If the PT provides both covered and noncovered services to a Medicare beneficiary, the PT must be enrolled in the program and file claims for the covered services in the amount within the limiting charge. The noncovered services can be billed directly to the patient for out-of-pocket cash payment and are not subject to the limiting charge.

Scenario 3: The patient of a non-enrolled PT requests, under HIPAA, not to disclose private health information to Medicare.
Medicare law is clear that the “patient-refusal” exception—excusing the provider from submitting a claim because the patient refuses to authorize it for privacy reasons—is available only to enrolled providers. A PT can’t use this “patient-refusal” argument in sidestepping the requirement to file claims by not enrolling in the program, because only enrollees are eligible for it.

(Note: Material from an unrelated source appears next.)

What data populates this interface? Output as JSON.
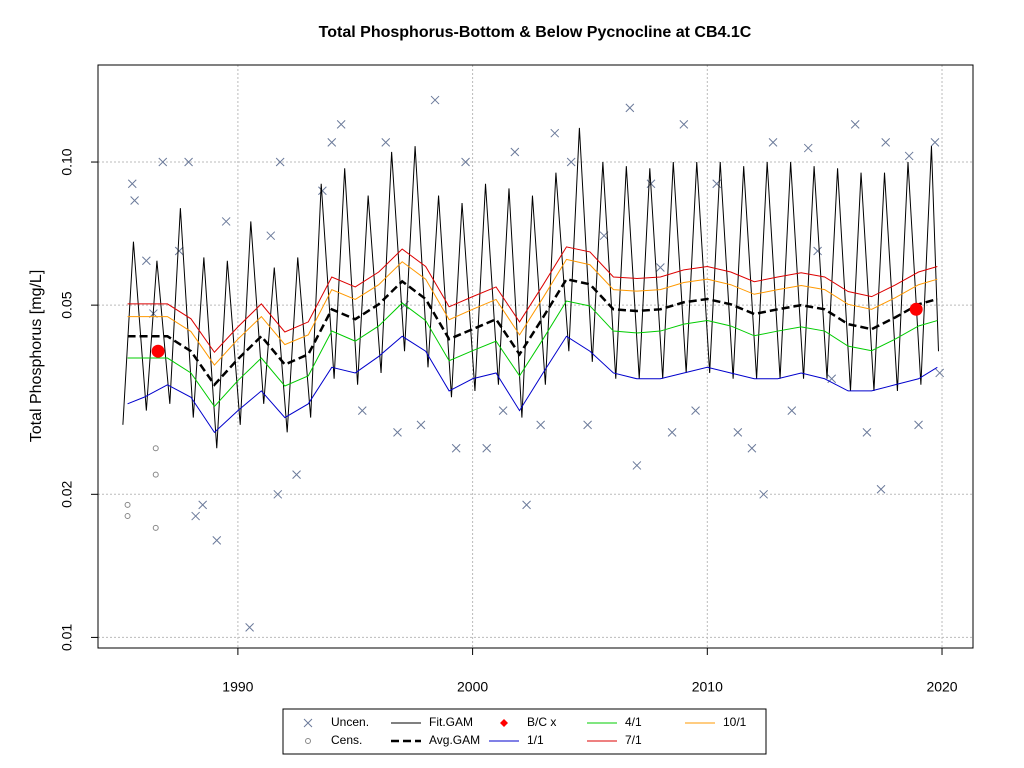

Scenario 4: The patient seeks covered services from a non-enrolled PT after failing to receive successful outcomes from PTs who accept Medicare payment.
Nothing in the rules allows for a non-enrolled PT to provide Medicare-covered services to a beneficiary simply because the patient prefers seeing the non-enrolled PT rather than a PT who is enrolled in the Medicare program. The patient’s lack of success with a Medicare-enrolled PT is irrelevant.

Scenario 5: The PT owns a business that accepts Medicare as a group practice and employs enrolled providers, but the owner is not individually enrolled.
While an independent practice can enroll in Medicare and bill as a group, only the individually enrolled PTs within the practice can provide services to Medicare beneficiaries.